En période de crise sanitaire, certaines écoles vont privilégier les cours à distance. Des étudiants s'interrogent donc sur l'intérêt de prendre un appartement pour septembre. Surtout à Paris, où le coût du logement est toujours aussi élevé.

Comme chaque année, le loyer est le principal poste de dépense, souligne la Fage, le principal syndicat étudiant.
Comme chaque année, le loyer est le principal poste de dépense, souligne la Fage, le principal syndicat étudiant. © Getty / SilentWolf

La rentrée universitaire approche et une grande incertitude plane pour les étudiants : cours en présentiel ou pas ? Si les cours se font à distance, par visioconférence comme pendant le confinement, certains s’interrogent sur la pertinence de louer par exemple un logement à Paris, où le marché est extrêmement tendu et les loyers élevés. Une situation stressante pour beaucoup d'étudiants.

"Ça coûtait de toute façon trop cher de louer"

À Sciences Po Paris, des cours se feront à distance au 1er semestre. Emma, qui rentre en master, a donc choisi de ne pas louer d'appartement : "ça coûtait de toute façon trop cher de louer, surtout que si je voulais trouver un appartement convenable, il fallait que je m'y prenne en juin. Ça faisait payer tout l'été, plus 4 mois cet hiver, pour des cours que je peux suivre chez moi." D'autant plus qu'elle n'habite pas trop loin de Paris : "J'ai une heure / une heure et quart de transport, donc si j'ai besoin je peux faire l'aller-retour dans la journée."

Certains sont plus indécis comme Clara, qui s’apprête à commencer un master à l'ESCP, une école de commerce parisienne : "Avec la deuxième vague qui arrive peut-être, je ne sais pas si les cours seront en présentiel ou en distanciel. C'est ma grande interrogation : si ça vaut le coup que je prenne un appart ou pas."

"Après, ça va être trop compliqué de trouver un appartement"

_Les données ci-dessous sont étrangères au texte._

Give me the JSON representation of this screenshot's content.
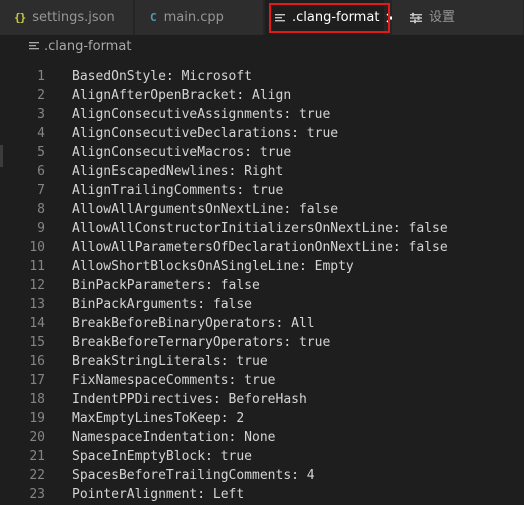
{
  "tabs": [
    {
      "label": "settings.json",
      "icon": "json-braces-icon"
    },
    {
      "label": "main.cpp",
      "icon": "cpp-file-icon"
    },
    {
      "label": ".clang-format",
      "icon": "lines-file-icon",
      "active": true
    },
    {
      "label": "设置",
      "icon": "settings-editor-icon"
    }
  ],
  "icons": {
    "json_glyph": "{}",
    "cpp_glyph": "C"
  },
  "breadcrumb": {
    "label": ".clang-format"
  },
  "colors": {
    "highlight_box": "#e21a1a",
    "editor_bg": "#1e1e1e",
    "line_number": "#858585",
    "code_text": "#d4d4d4"
  },
  "editor": {
    "lines": [
      {
        "n": "1",
        "text": "BasedOnStyle: Microsoft"
      },
      {
        "n": "2",
        "text": "AlignAfterOpenBracket: Align"
      },
      {
        "n": "3",
        "text": "AlignConsecutiveAssignments: true"
      },
      {
        "n": "4",
        "text": "AlignConsecutiveDeclarations: true"
      },
      {
        "n": "5",
        "text": "AlignConsecutiveMacros: true"
      },
      {
        "n": "6",
        "text": "AlignEscapedNewlines: Right"
      },
      {
        "n": "7",
        "text": "AlignTrailingComments: true"
      },
      {
        "n": "8",
        "text": "AllowAllArgumentsOnNextLine: false"
      },
      {
        "n": "9",
        "text": "AllowAllConstructorInitializersOnNextLine: false"
      },
      {
        "n": "10",
        "text": "AllowAllParametersOfDeclarationOnNextLine: false"
      },
      {
        "n": "11",
        "text": "AllowShortBlocksOnASingleLine: Empty"
      },
      {
        "n": "12",
        "text": "BinPackParameters: false"
      },
      {
        "n": "13",
        "text": "BinPackArguments: false"
      },
      {
        "n": "14",
        "text": "BreakBeforeBinaryOperators: All"
      },
      {
        "n": "15",
        "text": "BreakBeforeTernaryOperators: true"
      },
      {
        "n": "16",
        "text": "BreakStringLiterals: true"
      },
      {
        "n": "17",
        "text": "FixNamespaceComments: true"
      },
      {
        "n": "18",
        "text": "IndentPPDirectives: BeforeHash"
      },
      {
        "n": "19",
        "text": "MaxEmptyLinesToKeep: 2"
      },
      {
        "n": "20",
        "text": "NamespaceIndentation: None"
      },
      {
        "n": "21",
        "text": "SpaceInEmptyBlock: true"
      },
      {
        "n": "22",
        "text": "SpacesBeforeTrailingComments: 4"
      },
      {
        "n": "23",
        "text": "PointerAlignment: Left"
      }
    ]
  }
}
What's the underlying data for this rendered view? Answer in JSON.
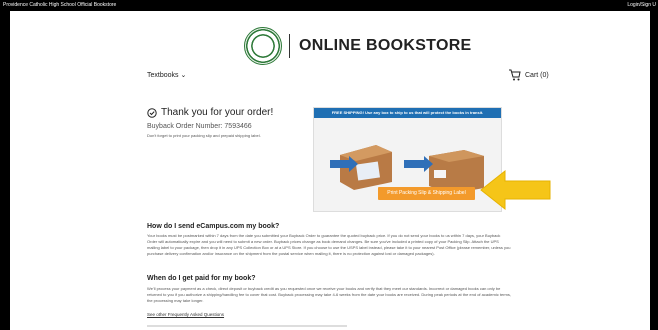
{
  "topbar": {
    "school": "Providence Catholic High School Official Bookstore",
    "login": "Login/Sign U"
  },
  "brand": {
    "title": "ONLINE BOOKSTORE",
    "seal_color": "#2f7a3a"
  },
  "nav": {
    "textbooks_label": "Textbooks",
    "textbooks_icon": "chevron-down-icon",
    "cart_label": "Cart (0)",
    "cart_icon": "shopping-cart-icon"
  },
  "confirmation": {
    "title": "Thank you for your order!",
    "order_number": "Buyback Order Number: 7593466",
    "note": "Don't forget to print your packing slip and prepaid shipping label."
  },
  "promo": {
    "banner": "FREE SHIPPING! Use any box to ship to us that will protect the books in transit.",
    "button": "Print Packing Slip & Shipping Label",
    "banner_color": "#1f6fb3",
    "button_color": "#f39a2b",
    "callout_color": "#f5c518"
  },
  "faq": {
    "q1_title": "How do I send eCampus.com my book?",
    "q1_body": "Your books must be postmarked within 7 days from the date you submitted your Buyback Order to guarantee the quoted buyback price. If you do not send your books to us within 7 days, your Buyback Order will automatically expire and you will need to submit a new order. Buyback prices change as book demand changes. Be sure you've included a printed copy of your Packing Slip. Attach the UPS mailing label to your package, then drop it in any UPS Collection Box or at a UPS Store. If you choose to use the USPS label instead, please take it to your nearest Post Office (please remember, unless you purchase delivery confirmation and/or insurance on the shipment from the postal service when mailing it, there is no protection against lost or damaged packages).",
    "q2_title": "When do I get paid for my book?",
    "q2_body": "We'll process your payment as a check, direct deposit or buyback credit as you requested once we receive your books and verify that they meet our standards. Incorrect or damaged books can only be returned to you if you authorize a shipping/handling fee to cover that cost. Buyback processing may take 4-6 weeks from the date your books are received. During peak periods at the end of academic terms, the processing may take longer.",
    "link": "See other Frequently Asked Questions"
  }
}
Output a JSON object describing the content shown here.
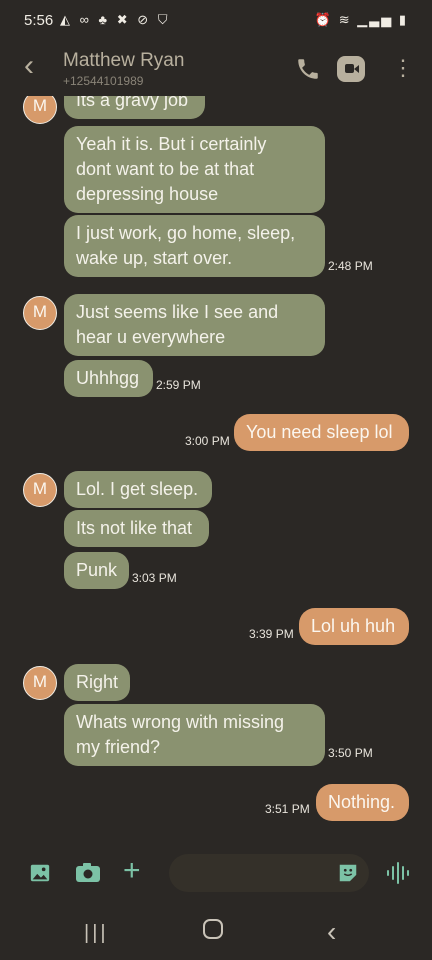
{
  "status": {
    "time": "5:56"
  },
  "header": {
    "contact_name": "Matthew Ryan",
    "contact_number": "+12544101989"
  },
  "messages": [
    {
      "dir": "in",
      "text": "Its a gravy job"
    },
    {
      "dir": "in",
      "text": "Yeah it is. But i certainly\ndont want to be at that\ndepressing house"
    },
    {
      "dir": "in",
      "text": "I just work, go home, sleep,\nwake up, start over.",
      "time": "2:48 PM"
    },
    {
      "dir": "in",
      "text": "Just seems like I see and\nhear u everywhere",
      "avatar": "M"
    },
    {
      "dir": "in",
      "text": "Uhhhgg",
      "time": "2:59 PM"
    },
    {
      "dir": "out",
      "text": "You need sleep lol",
      "time": "3:00 PM"
    },
    {
      "dir": "in",
      "text": "Lol. I get sleep.",
      "avatar": "M"
    },
    {
      "dir": "in",
      "text": "Its not like that"
    },
    {
      "dir": "in",
      "text": "Punk",
      "time": "3:03 PM"
    },
    {
      "dir": "out",
      "text": "Lol uh huh",
      "time": "3:39 PM"
    },
    {
      "dir": "in",
      "text": "Right",
      "avatar": "M"
    },
    {
      "dir": "in",
      "text": "Whats wrong with missing\nmy friend?",
      "time": "3:50 PM"
    },
    {
      "dir": "out",
      "text": "Nothing.",
      "time": "3:51 PM"
    }
  ],
  "avatar_letter": "M",
  "colors": {
    "incoming": "#8a9270",
    "outgoing": "#d79a6a",
    "background": "#2b2825",
    "accent": "#7cc2a6"
  }
}
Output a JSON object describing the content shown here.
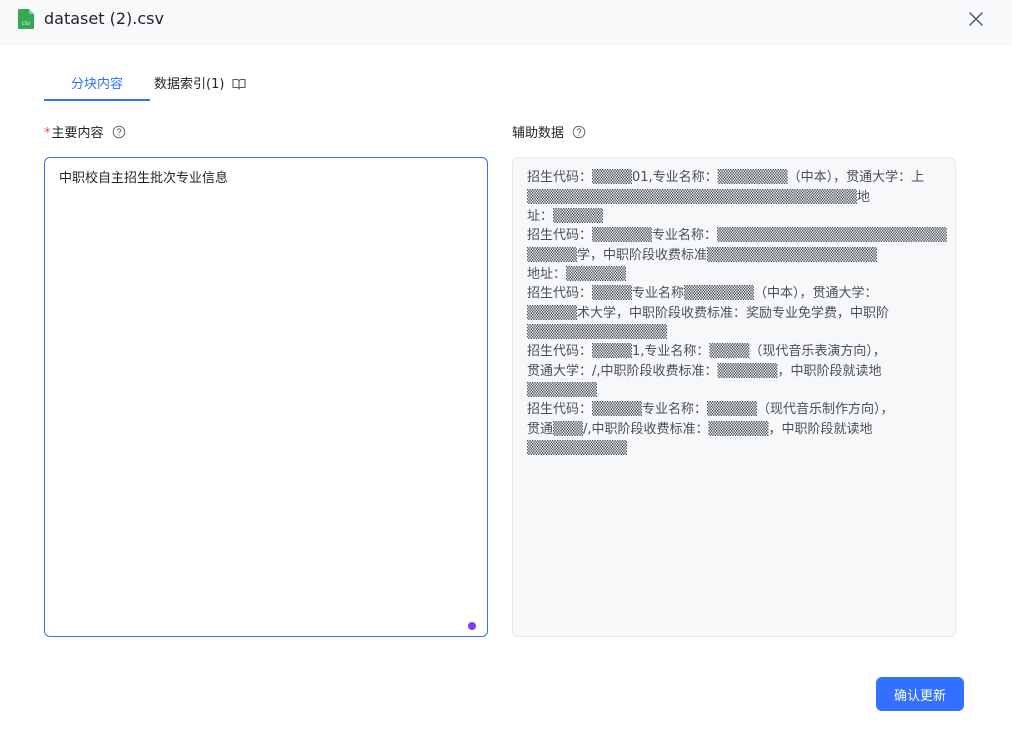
{
  "window": {
    "file_name": "dataset (2).csv",
    "file_icon": "csv-file-icon",
    "file_icon_text": "CSV",
    "close_icon": "close-icon"
  },
  "tabs": [
    {
      "label": "分块内容",
      "active": true
    },
    {
      "label": "数据索引(1)",
      "icon": "book-icon",
      "active": false
    }
  ],
  "main_content": {
    "required_mark": "*",
    "label": "主要内容",
    "value": "中职校自主招生批次专业信息"
  },
  "aux_data": {
    "label": "辅助数据",
    "groups": [
      {
        "lines": [
          "招生代码：▒▒▒▒01,专业名称：▒▒▒▒▒▒▒（中本），贯通大学：上",
          "▒▒▒▒▒▒▒▒▒▒▒▒▒▒▒▒▒▒▒▒▒▒▒▒▒▒▒▒▒▒▒▒▒地",
          "址：▒▒▒▒▒"
        ]
      },
      {
        "lines": [
          "招生代码：▒▒▒▒▒▒专业名称：▒▒▒▒▒▒▒▒▒▒▒▒▒▒▒▒▒▒▒▒▒▒▒",
          "▒▒▒▒▒学，中职阶段收费标准▒▒▒▒▒▒▒▒▒▒▒▒▒▒▒▒▒",
          "地址：▒▒▒▒▒▒"
        ]
      },
      {
        "lines": [
          "招生代码：▒▒▒▒专业名称▒▒▒▒▒▒▒（中本），贯通大学：",
          "▒▒▒▒▒术大学，中职阶段收费标准：奖励专业免学费，中职阶",
          "▒▒▒▒▒▒▒▒▒▒▒▒▒▒"
        ]
      },
      {
        "lines": [
          "招生代码：▒▒▒▒1,专业名称：▒▒▒▒（现代音乐表演方向），",
          "贯通大学：/,中职阶段收费标准：▒▒▒▒▒▒，中职阶段就读地",
          "▒▒▒▒▒▒▒"
        ]
      },
      {
        "lines": [
          "招生代码：▒▒▒▒▒专业名称：▒▒▒▒▒（现代音乐制作方向），",
          "贯通▒▒▒/,中职阶段收费标准：▒▒▒▒▒▒，中职阶段就读地",
          "▒▒▒▒▒▒▒▒▒▒"
        ]
      }
    ]
  },
  "footer": {
    "confirm_label": "确认更新"
  },
  "colors": {
    "accent": "#3370ff",
    "required": "#f54a45",
    "csv_icon": "#34a853"
  }
}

Émile, lui, sait déjà qu'il suivra ses cours du mois de septembre en visioconférence. Mais pour son logement, il a décidé de jouer la carte de la sécurité : "J'ai hésité à intégrer mon appart, j'étais tenté de rester à Bordeaux dans ma famille pour éviter de payer le loyer du mois de septembre", témoigne le futur étudiant en économie à Paris-Dauphine. "Mais finalement, j'ai quand même pris un logement, car comme beaucoup d'étudiants rentrent en septembre, après ça va être trop compliqué de trouver un appartement." Selon les professionnels de l’immobilier, le nombre d’étudiants à la recherche d’un logement est globalement équivalent à celui de l’année dernière.

Comme chaque année, le loyer est le principal poste de dépense, absorbant 69% du budget mensuel des étudiants. Par rapport à l'an dernier, le loyer moyen passe de 522 euros par mois à 535 euros ( 2,41%), note la Fage, principal syndicat étudiant, dans un rapport que France Inter dévoilait lundi : "Une augmentation en partie freinée par la stagnation des loyers dans les résidences Crous", explique le syndicat. Le coût moyen de la rentrée 2020 s'établira lui à 2.361 euros, soit 76 euros de plus qu'en 2019.